Just wondering if anyone has any information on any future bike swaps in California within the next few months? Aware of the Long Beach cycle swap, but would like to attend any other bicycle swaps in California. Southwest Airlines is offering one-way flights to areas un California for $79. Figured it might be worth cruising out for a long weekend to check out a bike swap.


----------



## fordmike65 (Jul 31, 2019)

Planning one in Monrovia the 18th of this month. Cyclone Coasters is always worth it. I believe the next one is in November. @JAF/CO's swap should be coming up in the next month or 2...


----------



## slick (Jul 31, 2019)

September 28th is Jim's swap in Stockton. On September 29th is a vintage bicycle ride in Davis. November 6th is the Cyclone Coaster swap in Long Beach that morning followed by a ride a few hours after.


----------



## Autocycleplane (Jul 31, 2019)

slick said:


> September 28th is Jim's swap in Stockton. On September 29th is a vintage bicycle ride in Davis. November 6th is the Cyclone Coaster swap in Long Beach that morning followed by a ride a few hours after.




Sunday, October 6th for Coasters? 11/06/19 is on a Wednesday.


----------



## Callahooney1 (Jul 31, 2019)

Cool, I do need to know the dates for sure So I can arrange a flight.


----------



## BFGforme (Jul 31, 2019)

I will be having another one in late September, in Oceanside last Sunday think 29th! Last one in June was quite successful and plan on having more sellers this time! Haven't officially announced it yet, but it's happening! Dave


----------



## BFGforme (Jul 31, 2019)

Autocycleplane said:


> Sunday, October 6th for Coasters? 11/06/19 is on a Wednesday.



11 is November...


----------



## fordmike65 (Jul 31, 2019)

slick said:


> September 28th is Jim's swap in Stockton. On September 29th is a vintage bicycle ride in Davis.
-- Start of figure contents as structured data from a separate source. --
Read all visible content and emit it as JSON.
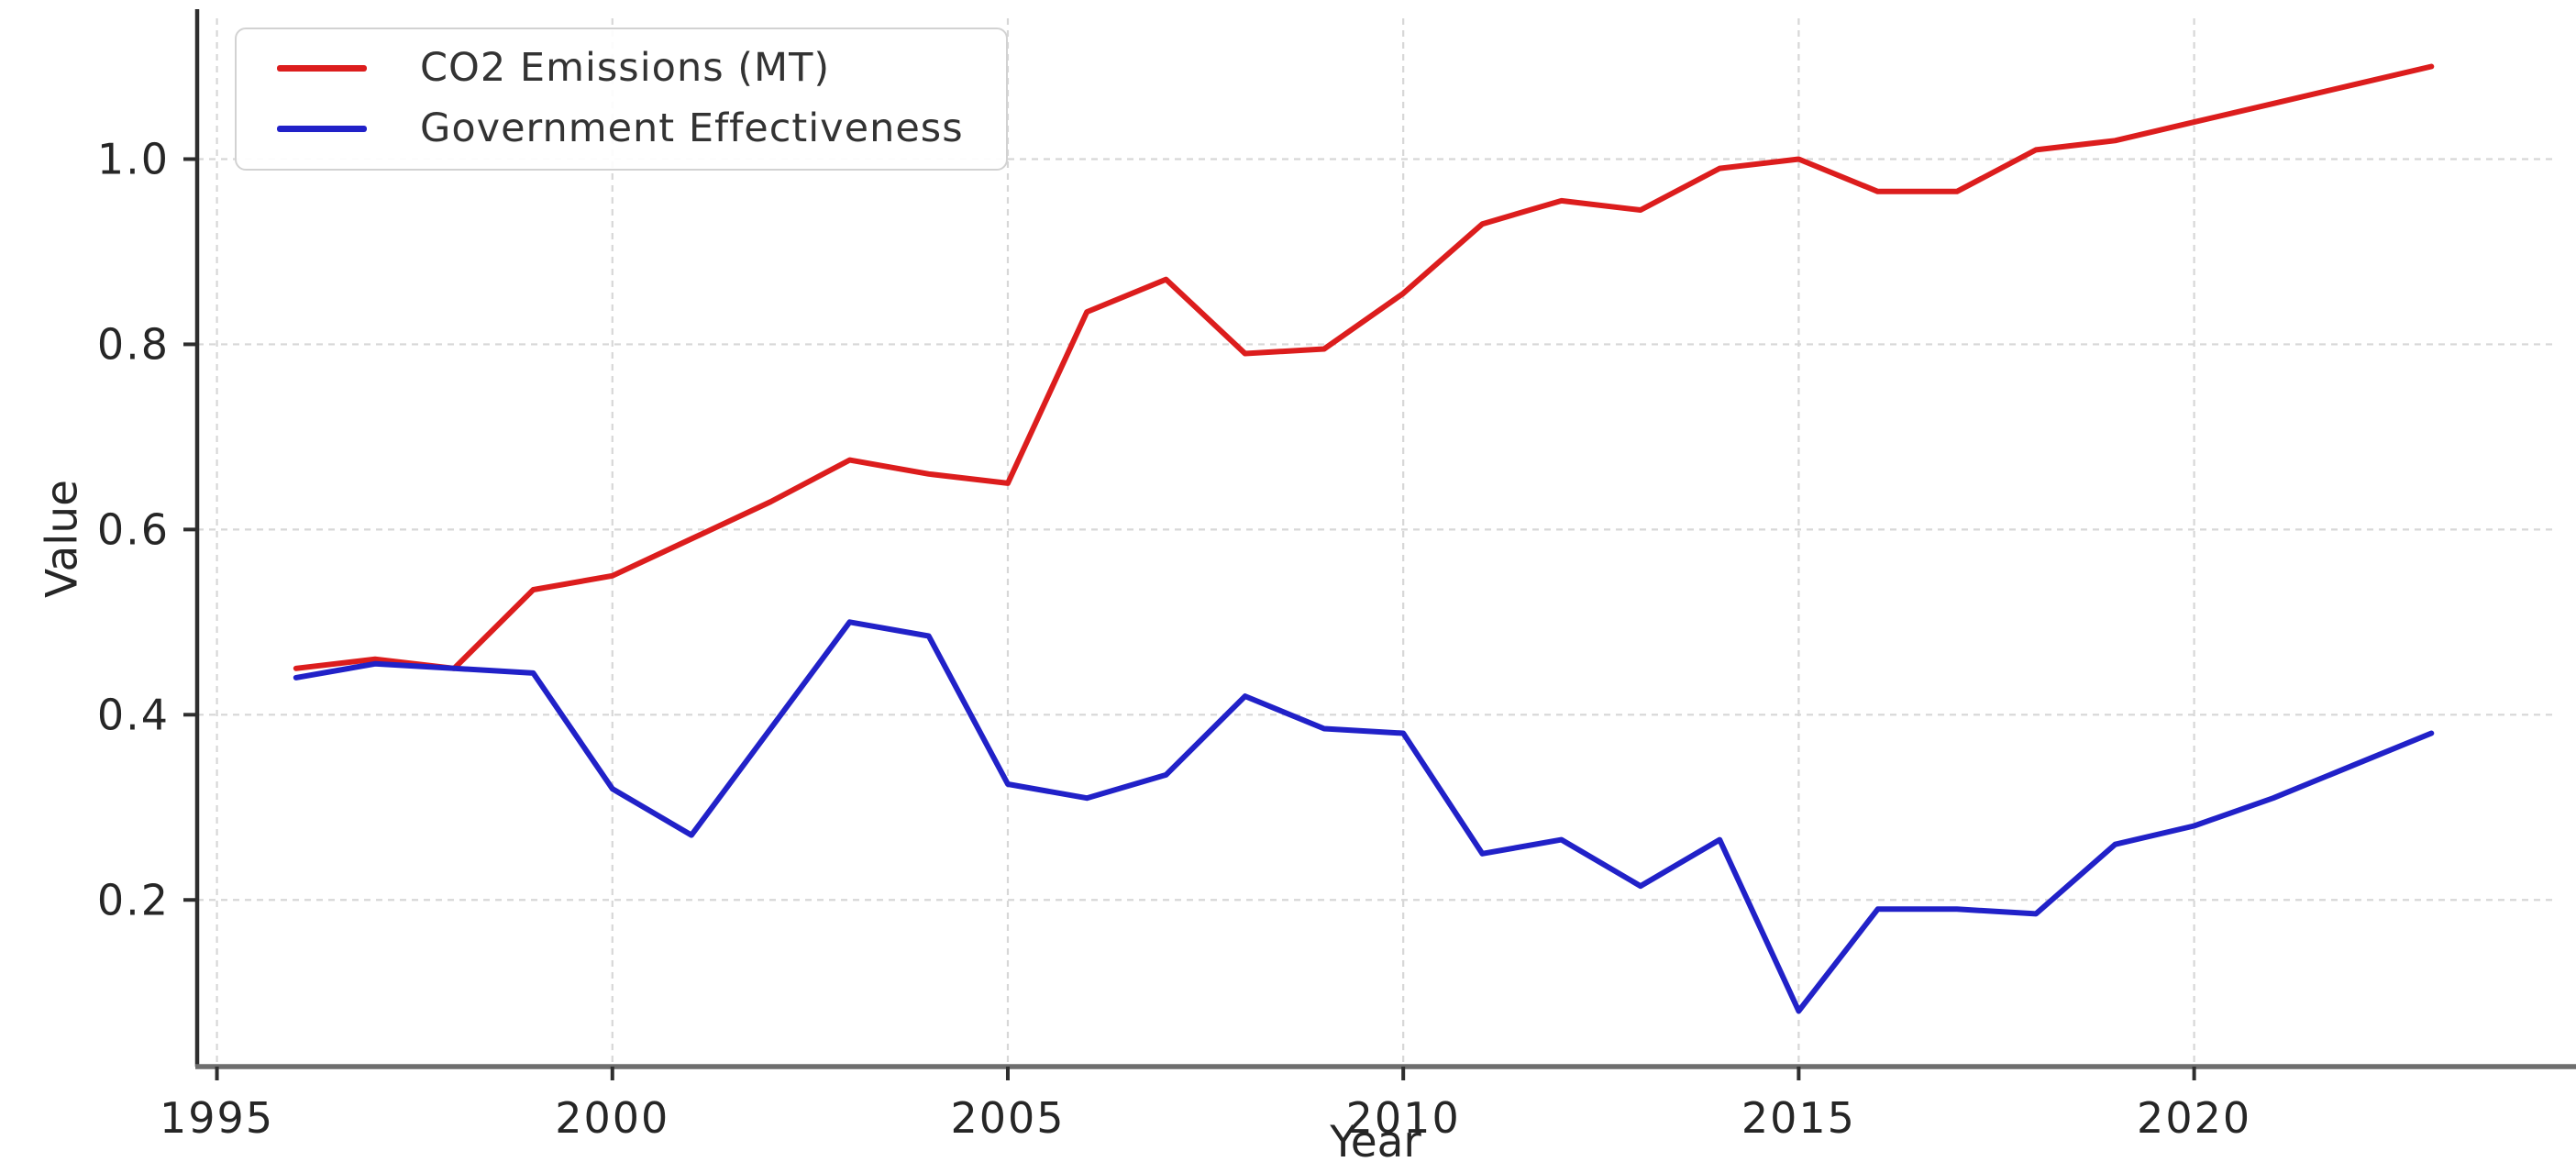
{
  "chart_data": {
    "type": "line",
    "title": "",
    "xlabel": "Year",
    "ylabel": "Value",
    "x": [
      1996,
      1997,
      1998,
      1999,
      2000,
      2001,
      2002,
      2003,
      2004,
      2005,
      2006,
      2007,
      2008,
      2009,
      2010,
      2011,
      2012,
      2013,
      2014,
      2015,
      2016,
      2017,
      2018,
      2019,
      2020,
      2021,
      2022,
      2023
    ],
    "series": [
      {
        "name": "CO2 Emissions (MT)",
        "color": "#dc1d1d",
        "values": [
          0.45,
          0.46,
          0.45,
          0.535,
          0.55,
          0.59,
          0.63,
          0.675,
          0.66,
          0.65,
          0.835,
          0.87,
          0.79,
          0.795,
          0.855,
          0.93,
          0.955,
          0.945,
          0.99,
          1.0,
          0.965,
          0.965,
          1.01,
          1.02,
          1.04,
          1.06,
          1.08,
          1.1
        ]
      },
      {
        "name": "Government Effectiveness",
        "color": "#2121c8",
        "values": [
          0.44,
          0.455,
          0.45,
          0.445,
          0.32,
          0.27,
          0.385,
          0.5,
          0.485,
          0.325,
          0.31,
          0.335,
          0.42,
          0.385,
          0.38,
          0.25,
          0.265,
          0.215,
          0.265,
          0.08,
          0.19,
          0.19,
          0.185,
          0.26,
          0.28,
          0.31,
          0.345,
          0.38
        ]
      }
    ],
    "xlim": [
      1994.75,
      2024.55
    ],
    "ylim": [
      0.02,
      1.152
    ],
    "xticks": [
      1995,
      2000,
      2005,
      2010,
      2015,
      2020
    ],
    "yticks": [
      0.2,
      0.4,
      0.6,
      0.8,
      1.0
    ],
    "grid": true,
    "gridline_color": "#d7d7d7",
    "spine_color": "#4a4a4a",
    "tick_label_color": "#262626",
    "legend_position": "upper left"
  }
}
November 6th is the Cyclone Coaster swap in Long Beach that morning followed by a ride a few hours after.





Autocycleplane said:


> Sunday, October 6th for Coasters? 11/06/19 is on a Wednesday.



Sunday Nov 3rd


----------



## Callahooney1 (Jul 31, 2019)

So, September 29 in Oceanside.  And November 3rd for Coasters, which is in Long Beach area?


----------



## cyclonecoaster.com (Jul 31, 2019)

*SUNDAY November 3rd 2019 will be the CYCLONE COASTER Vintage Bicycle FREE Swapmeet @ the PIKE Bar & Restaurant once again - Followed by the CYCLONE COASTER Vintage Bicycle Ride  *


----------



## mr.cycleplane (Aug 23, 2019)




----------



## BFGforme (Aug 26, 2019)

September 29th COME ON OVER CAFE SWAPMEET AND BIKE RIDE in Oceanside, looking like gonna be a great showiing....


----------